Ein Projekt, das am Herzen liegt – seit 25 Jahren „Mädchenwelten“ feiern Jubiläum

Veröffentlicht am 3. Februar 2023

Wer bin ich? Wie nehmen Andere mich wahr? Möchte ich dieses Bild von mir vermitteln? Wie kann ich meine Ausstrahlung verändern und meine Kommunikation verbessern? Mit diesen und vielen weiteren Fragen beschäftigten sich jetzt 38 Mädchen der Stufe 9 des Europagymnasiums Warstein beim traditionellen Projekt „Mädchenwelten“. Bereits seit 25 Jahren wird diese Aktion von der Stadt Warstein und der Gleichstellungsbeauftragten unterstützt.

 

Vier Tage lang machen es sich die Mädels mit ihren Betreuerinnen im Paulushaus der St. Petrus-Kirchengemeinde gemütlich, um sich abseits von der Schule mal mit anderen wichtigen Themen auseinanderzusetzen. Eingeteilt in drei Gruppen wurden die Neuntklässlerinnen von den Lehrerinnen Barbara Marx, Dagmar Wiethoff, Jasmina Eickmann sowie von den Externen Miriam Degenhardt, die bis zum letzten Schuljahr ebenfalls am Europagymnasium unterrichtete, Julia Maier, Sozialarbeiterin und tätig im Warsteiner Kinder- und Jugendtreff, und Miriam Spielmann, die als Hebamme arbeitet, betreut.

Obwohl das Projekt schon so lange fester Bestandteil der neunten Klasse ist, wird das Programm jedes Jahr verändert und angepasst. „Die Bedürfnisse der Mädchen ändern sich natürlich. Wenn wir allein schon betrachten, was die Medien heutzutage neben ihren Vorteilen auch für Probleme und Schwierigkeiten mit sich bringen, ist das ein Punkt, über den gesprochen werden muss“, so Miriam Degenhardt.

Auch wenn die Medien sich ändern und die Mädchen heutzutage lieber „auf Insta“ scrollen statt durch eine Zeitschrift zu blättern, erkennen die Betreuerinnen: Die Kernfragen sind die gleichen und das Kernproblem ist auch das selbe wie vor 10, 15, 20 oder 25 Jahren.

Am Montag drehte sich deshalb alles rund um die Frage: Wer bin ich und wer könnte ich morgen sein? Die Teenager suchten auf Instagram Profile von typischen Frauenrollen mit Hilfe von Hashtags. „Wir haben mal #mutti eingegeben und uns angeschaut, was für Frauen Bilder mit solchen Hashtags posten und wie diese ihr Leben auf Social Media präsentieren“, berichtete Barbara Marx. Denn: „Nach außen wirkt alles schön und makellos, doch was steckt wirklich dahinter?“, ergänzte Jasmina Eickmann.

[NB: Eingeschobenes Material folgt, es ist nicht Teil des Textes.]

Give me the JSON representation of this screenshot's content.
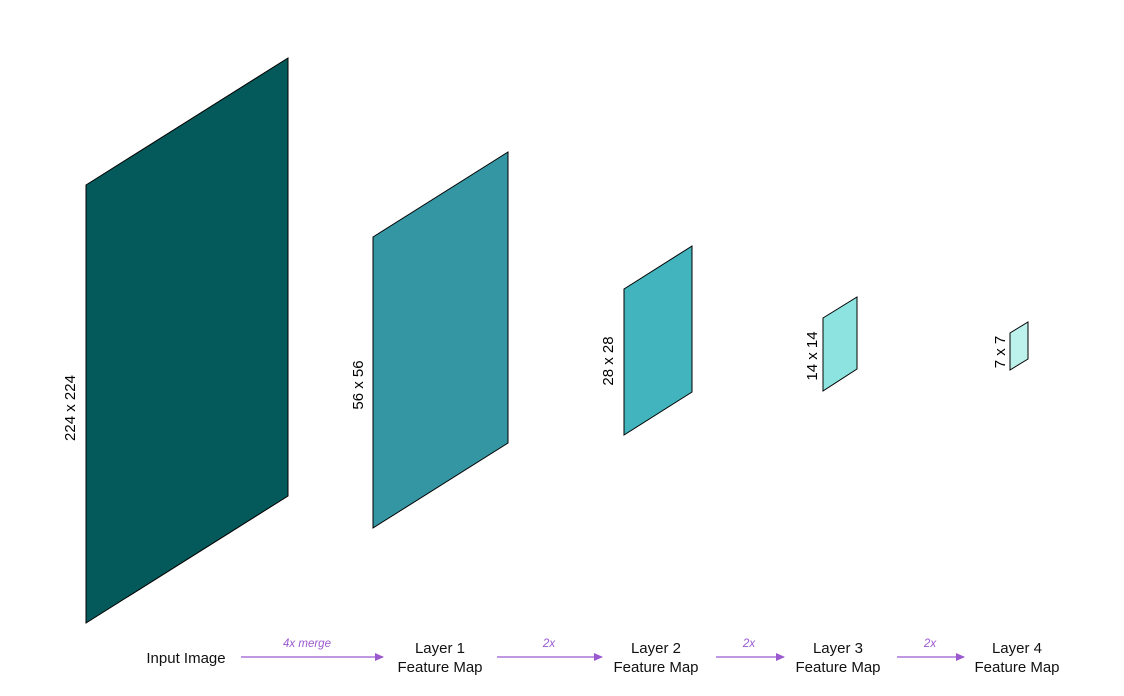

Bei der Recherche entdeckten ein paar Mädels einen Post über Selbstliebe und Selbstbewusstsein von einer Influencerin, bei dem gar nicht zu übersehen war, dass die Frau an ihrem Gesicht herumbearbeitet hatte. „Das hat mit sich lieben dann auch nicht mehr so viel zu tun“, merkte Eickmann kritisch an. „Dafür muss man die Mädchen auch ein bisschen sensibilisieren“, berichtete Miriam Spielmann. Denn dass Social Media für die heutigen Generationen eine wichtige Rolle spielt, ist den Betreuerinnen klar.

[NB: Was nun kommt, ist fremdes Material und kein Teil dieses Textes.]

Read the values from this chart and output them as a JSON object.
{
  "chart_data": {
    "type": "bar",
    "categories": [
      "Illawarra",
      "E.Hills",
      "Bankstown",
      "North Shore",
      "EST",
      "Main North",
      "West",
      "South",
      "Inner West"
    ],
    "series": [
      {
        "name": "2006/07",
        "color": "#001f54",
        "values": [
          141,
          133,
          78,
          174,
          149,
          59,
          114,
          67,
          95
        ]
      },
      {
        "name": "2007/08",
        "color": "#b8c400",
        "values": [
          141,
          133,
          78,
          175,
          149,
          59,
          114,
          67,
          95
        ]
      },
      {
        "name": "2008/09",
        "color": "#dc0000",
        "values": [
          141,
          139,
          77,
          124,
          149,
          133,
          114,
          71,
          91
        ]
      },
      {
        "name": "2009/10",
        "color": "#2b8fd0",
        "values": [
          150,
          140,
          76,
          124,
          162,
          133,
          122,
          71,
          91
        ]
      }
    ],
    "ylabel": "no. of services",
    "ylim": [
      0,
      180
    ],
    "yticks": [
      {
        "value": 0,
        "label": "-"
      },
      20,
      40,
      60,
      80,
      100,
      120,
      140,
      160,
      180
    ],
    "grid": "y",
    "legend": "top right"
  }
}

Anschließend gingen alle Anwesenden in einen aktiven Gedankenaustausch: Wozu nutze ich Social Media? Was poste ich und warum? Wieso habe ich mehrere Instagramkonten und wie wichtig sind mir Likes? Im weiteren Verlauf des Tages beschäftigten die Mädchen sich mit ihrem zukünftigen Lebensweg, den sie einander daraufhin vorstellten.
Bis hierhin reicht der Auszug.